When Gold Lost Its Glitter: The Rise of India’s New Investment Instinct

When Gold Lost Its Glitter: The Rise of India’s New Investment Instinct

In the silent arithmetic of wealth, gold has always spoken loudly in India. It has been more than a metal; a tradition, a totem, and for many, a timeless trust. But in the churn of global stability and market sentiment, even time-tested habits begin to yield. This summer, Indian investors appear to be parting ways, if not permanently, then pointedly, with their old flame.

With a 25 percent rise in gold prices in the first four months of 2025, the metal seemed, at first glance, to be entering another gilded age. But the story has pivoted, and its tone has sobered. In what experts are calling a “measured retreat,” prices have remained volatile in recent weeks. Investors are no longer hoarding; they are watching. And the metal that once comforted them during every fiscal cough is now being exchanged, literally and metaphorically, for equity.

Aporva Sheth, Head of Market Perspectives at Samco Securities, put it candidly: “The geopolitical risk premium in gold is melting. As the trade narrative between the US and China matures, investors are choosing growth over guarantee.”

The implications are not minor. The United States' recent decision to roll back punitive tariffs on Chinese goods, cutting duties from 145 percent to 30 percent for a 90-day window, has introduced a tectonic calm in global trade. That calm, in turn, is thawing the fear that drove gold to cross 3,000 dollars per ounce globally. Indian gold ETFs, which hit a one-year high last month, have flattened out. What seemed like a never-ending ascent now feels like a hilltop pause.

Raghav Chhaniwala of Kotak Securities forecasts a 7 to 8 percent correction in prices in the short term. He points not only to easing global tensions but to a domestic phenomenon too — a change in investor temperament. “People are hungry for yield. Gold has offered them protection, not participation. And today, they want to participate,” he observes.

This is not just a market trend; it is a psychological inflection. The Indian investor, once ruled by bullion, is beginning to warm up to balance sheets. Equities, with their noise, volatility, and stories of new-age disruption, now offer a seductive promise — not of preservation, but of prosperity.

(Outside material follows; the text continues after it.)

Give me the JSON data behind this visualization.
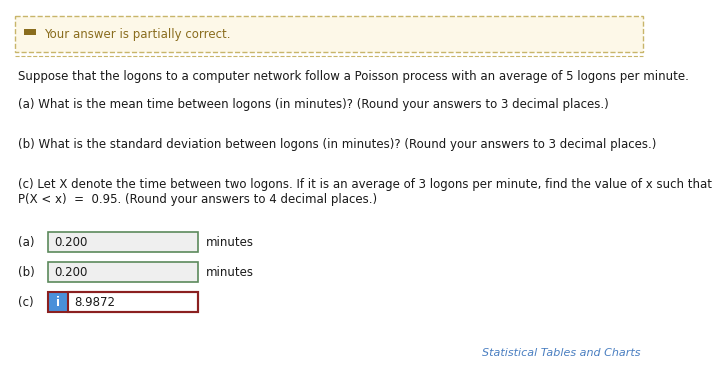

Jay Kothari of DSP Mutual Fund, in a recent market briefing, noted that the smart way to bet on gold is through equity exposure to gold-related businesses. It is a telling reflection of how even gold’s story is being told in the language of the stock market.

To see gold merely as a commodity is to miss its emotional grammar. It has been the dowry, the safety net, the whispered investment of generations. Its shine is stitched into the culture, not merely portfolios. But markets are cruel historians. They record sentiment but reward sense. And today, that sense is pointing away from vaults and into venture.

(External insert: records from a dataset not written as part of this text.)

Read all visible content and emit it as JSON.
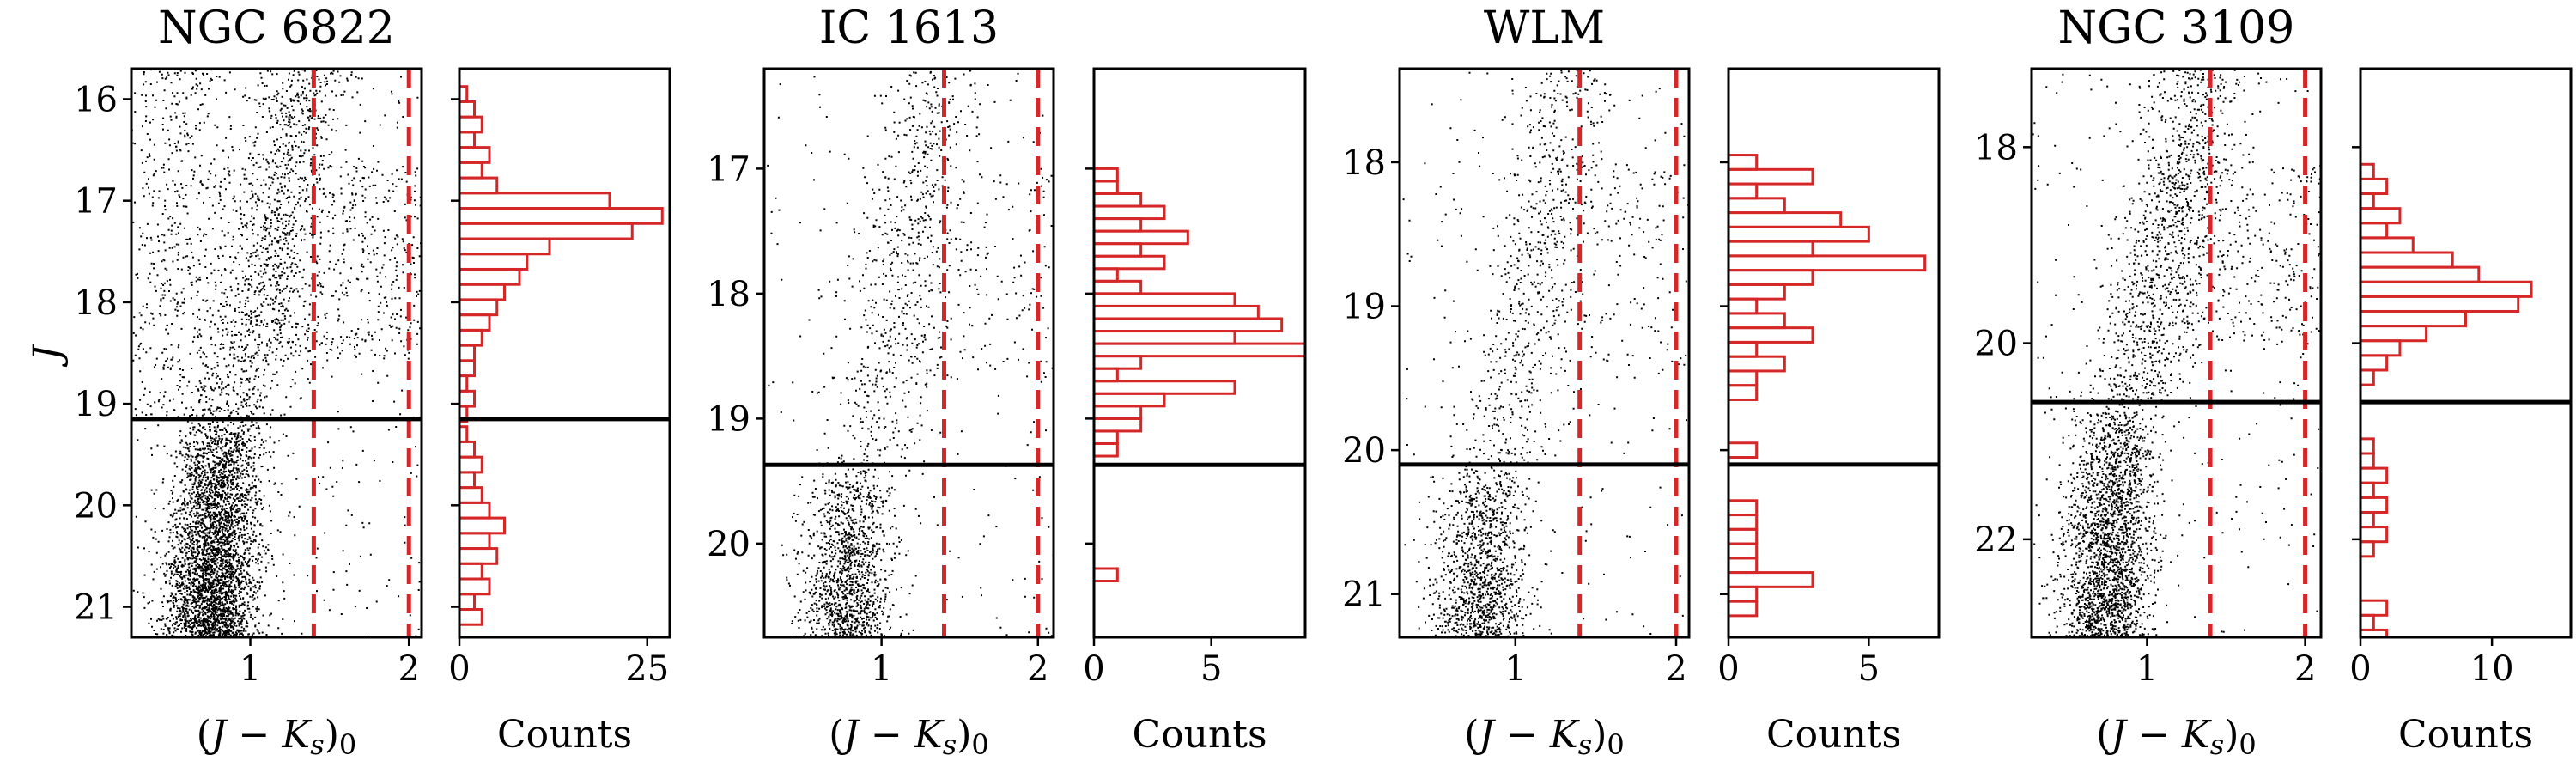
{
  "colors": {
    "points": "#000000",
    "cut": "#d62728",
    "hist": "#d62728",
    "limit": "#000000"
  },
  "figure": {
    "ylabel": "J",
    "xlabel_cmd": "(J − K_s)_0",
    "xlabel_hist": "Counts"
  },
  "chart_data": [
    {
      "type": "scatter",
      "title": "NGC 6822",
      "xlabel": "(J − Ks)0",
      "ylabel": "J",
      "xlim": [
        0.25,
        2.08
      ],
      "ylim": [
        21.3,
        15.7
      ],
      "x_ticks": [
        1,
        2
      ],
      "y_ticks": [
        16,
        17,
        18,
        19,
        20,
        21
      ],
      "x_tick_labels": [
        "1",
        "2"
      ],
      "y_tick_labels": [
        "16",
        "17",
        "18",
        "19",
        "20",
        "21"
      ],
      "color_cuts": [
        1.4,
        2.0
      ],
      "magnitude_limit": 19.15,
      "point_density": "very high",
      "hist": {
        "xlabel": "Counts",
        "xlim": [
          0,
          28
        ],
        "x_ticks": [
          0,
          25
        ],
        "x_tick_labels": [
          "0",
          "25"
        ],
        "bins_J": [
          15.95,
          16.1,
          16.25,
          16.4,
          16.55,
          16.7,
          16.85,
          17.0,
          17.15,
          17.3,
          17.45,
          17.6,
          17.75,
          17.9,
          18.05,
          18.2,
          18.35,
          18.5,
          18.65,
          18.8,
          18.95,
          19.1,
          19.3,
          19.45,
          19.6,
          19.75,
          19.9,
          20.05,
          20.2,
          20.35,
          20.5,
          20.65,
          20.8,
          20.95,
          21.1
        ],
        "bin_width": 0.15,
        "counts": [
          1,
          2,
          3,
          2,
          4,
          3,
          5,
          20,
          27,
          23,
          12,
          9,
          8,
          6,
          5,
          4,
          3,
          2,
          2,
          1,
          2,
          1,
          1,
          2,
          3,
          2,
          3,
          4,
          6,
          4,
          5,
          3,
          4,
          2,
          3
        ]
      }
    },
    {
      "type": "scatter",
      "title": "IC 1613",
      "xlabel": "(J − Ks)0",
      "ylabel": "J",
      "xlim": [
        0.25,
        2.1
      ],
      "ylim": [
        20.75,
        16.2
      ],
      "x_ticks": [
        1,
        2
      ],
      "y_ticks": [
        17,
        18,
        19,
        20
      ],
      "x_tick_labels": [
        "1",
        "2"
      ],
      "y_tick_labels": [
        "17",
        "18",
        "19",
        "20"
      ],
      "color_cuts": [
        1.4,
        2.0
      ],
      "magnitude_limit": 19.37,
      "point_density": "medium",
      "hist": {
        "xlabel": "Counts",
        "xlim": [
          0,
          9
        ],
        "x_ticks": [
          0,
          5
        ],
        "x_tick_labels": [
          "0",
          "5"
        ],
        "bins_J": [
          17.05,
          17.15,
          17.25,
          17.35,
          17.45,
          17.55,
          17.65,
          17.75,
          17.85,
          17.95,
          18.05,
          18.15,
          18.25,
          18.35,
          18.45,
          18.55,
          18.65,
          18.75,
          18.85,
          18.95,
          19.05,
          19.15,
          19.25,
          20.25
        ],
        "bin_width": 0.1,
        "counts": [
          1,
          1,
          2,
          3,
          2,
          4,
          2,
          3,
          1,
          2,
          6,
          7,
          8,
          6,
          9,
          2,
          1,
          6,
          3,
          2,
          2,
          1,
          1,
          1
        ]
      }
    },
    {
      "type": "scatter",
      "title": "WLM",
      "xlabel": "(J − Ks)0",
      "ylabel": "J",
      "xlim": [
        0.28,
        2.08
      ],
      "ylim": [
        21.3,
        17.35
      ],
      "x_ticks": [
        1,
        2
      ],
      "y_ticks": [
        18,
        19,
        20,
        21
      ],
      "x_tick_labels": [
        "1",
        "2"
      ],
      "y_tick_labels": [
        "18",
        "19",
        "20",
        "21"
      ],
      "color_cuts": [
        1.4,
        2.0
      ],
      "magnitude_limit": 20.1,
      "point_density": "medium",
      "hist": {
        "xlabel": "Counts",
        "xlim": [
          0,
          7.5
        ],
        "x_ticks": [
          0,
          5
        ],
        "x_tick_labels": [
          "0",
          "5"
        ],
        "bins_J": [
          18.0,
          18.1,
          18.2,
          18.3,
          18.4,
          18.5,
          18.6,
          18.7,
          18.8,
          18.9,
          19.0,
          19.1,
          19.2,
          19.3,
          19.4,
          19.5,
          19.6,
          20.0,
          20.4,
          20.5,
          20.6,
          20.7,
          20.8,
          20.9,
          21.0,
          21.1
        ],
        "bin_width": 0.1,
        "counts": [
          1,
          3,
          1,
          2,
          4,
          5,
          3,
          7,
          3,
          2,
          1,
          2,
          3,
          1,
          2,
          1,
          1,
          1,
          1,
          1,
          1,
          1,
          1,
          3,
          1,
          1
        ]
      }
    },
    {
      "type": "scatter",
      "title": "NGC 3109",
      "xlabel": "(J − Ks)0",
      "ylabel": "J",
      "xlim": [
        0.27,
        2.1
      ],
      "ylim": [
        23.0,
        17.2
      ],
      "x_ticks": [
        1,
        2
      ],
      "y_ticks": [
        18,
        20,
        22
      ],
      "x_tick_labels": [
        "1",
        "2"
      ],
      "y_tick_labels": [
        "18",
        "20",
        "22"
      ],
      "color_cuts": [
        1.4,
        2.0
      ],
      "magnitude_limit": 20.6,
      "point_density": "high",
      "hist": {
        "xlabel": "Counts",
        "xlim": [
          0,
          16
        ],
        "x_ticks": [
          0,
          10
        ],
        "x_tick_labels": [
          "0",
          "10"
        ],
        "bins_J": [
          18.25,
          18.4,
          18.55,
          18.7,
          18.85,
          19.0,
          19.15,
          19.3,
          19.45,
          19.6,
          19.75,
          19.9,
          20.05,
          20.2,
          20.35,
          21.05,
          21.2,
          21.35,
          21.5,
          21.65,
          21.8,
          21.95,
          22.1,
          22.7,
          22.85,
          23.0
        ],
        "bin_width": 0.15,
        "counts": [
          1,
          2,
          1,
          3,
          2,
          4,
          7,
          9,
          13,
          12,
          8,
          5,
          3,
          2,
          1,
          1,
          1,
          2,
          1,
          2,
          1,
          2,
          1,
          2,
          1,
          2
        ]
      }
    }
  ]
}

India’s equity indices, already buoyant, are becoming the new theatre for investment ambition. Tech, infra, renewable energy — sectors that speak the language of tomorrow — are beginning to outshine the inert metal of yesterday. The pivot, while not dramatic in its drama, is unmistakable in its direction.

Gold has not fallen. It has simply been left behind, momentarily, perhaps cyclically, by a country looking to run, not rest.

And therein lies the real story: not of gold’s decline, but of India’s ascent, from a nation of wealth preservation to one of wealth creation.